Source: Iacovino 2008

The survey was undertaken using selective random sampling with one person interviewed from every third group of people. The survey was conducted on the foreshore or in nearby facilities of the various beach sites. There were 112 respondents in the survey consisting of a diverse demographic. There were 45 questions in the questionnaire taking about 10 minutes to complete per respondent. 2.3 Data Collation, Analysis and Types Collected data were entered into a Microsoft excel database. Following collation, the data were loaded into Limdep (NLogit 3.0.6). Regression analyses were undertaken in Limdep in order to test how reliable and accurate the contingent travel cost method was with stated future visits as the dependent variable.

Because this study uses on-site sampling, ordinary least squares regression analysis suffers from 3 common problems (Shaw 1998):

• Truncation is likely to occur, which is where data for non-beach-users and non-locals is not included in

the study, which can lead to biased results. • People who visit the beaches regularly are more likely to be interviewed than those who don’t visit

often (endogenous stratification). • The presence of non-negative integers can also create bias.

Thus, this study uses maximum likelihood and limited dependent variable regressions to correct for these

biases as directed by Shaw (1988).
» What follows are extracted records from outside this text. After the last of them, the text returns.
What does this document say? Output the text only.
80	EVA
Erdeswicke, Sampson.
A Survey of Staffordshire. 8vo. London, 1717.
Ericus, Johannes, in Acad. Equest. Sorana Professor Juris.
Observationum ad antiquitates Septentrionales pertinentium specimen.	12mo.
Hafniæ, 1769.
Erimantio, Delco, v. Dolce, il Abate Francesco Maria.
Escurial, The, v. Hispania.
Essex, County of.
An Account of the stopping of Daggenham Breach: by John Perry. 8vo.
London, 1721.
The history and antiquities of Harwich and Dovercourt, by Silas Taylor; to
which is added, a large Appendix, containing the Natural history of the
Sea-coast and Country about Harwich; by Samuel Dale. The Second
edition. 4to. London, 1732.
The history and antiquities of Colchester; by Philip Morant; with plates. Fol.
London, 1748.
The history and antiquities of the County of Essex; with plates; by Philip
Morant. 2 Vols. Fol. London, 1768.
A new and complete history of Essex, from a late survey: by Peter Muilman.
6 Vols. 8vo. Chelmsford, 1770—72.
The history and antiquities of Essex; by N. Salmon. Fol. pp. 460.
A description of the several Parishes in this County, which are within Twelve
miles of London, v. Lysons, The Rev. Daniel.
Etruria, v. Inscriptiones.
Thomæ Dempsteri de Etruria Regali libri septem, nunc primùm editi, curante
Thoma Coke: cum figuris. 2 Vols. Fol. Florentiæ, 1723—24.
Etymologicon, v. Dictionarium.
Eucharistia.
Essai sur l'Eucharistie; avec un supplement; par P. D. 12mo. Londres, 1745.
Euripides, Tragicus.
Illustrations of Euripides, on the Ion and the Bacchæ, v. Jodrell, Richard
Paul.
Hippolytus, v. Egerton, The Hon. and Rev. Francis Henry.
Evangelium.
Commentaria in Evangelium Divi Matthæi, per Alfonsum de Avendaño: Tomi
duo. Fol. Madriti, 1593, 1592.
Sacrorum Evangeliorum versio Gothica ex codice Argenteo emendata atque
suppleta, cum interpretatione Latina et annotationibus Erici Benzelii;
The two different types of data used in this study were continuous (travel cost of beach users) and count (number of visits people make to the study sites). Because the dependent variable is a count data variable, count data regression models were used in the analysis. 2.4 A Priori Expectations

From the questionnaire thirteen variables were selected a priori (before regression analysis) to help explain beach visits. Table 1 shows the a priori expectations of the variables used to explain visits.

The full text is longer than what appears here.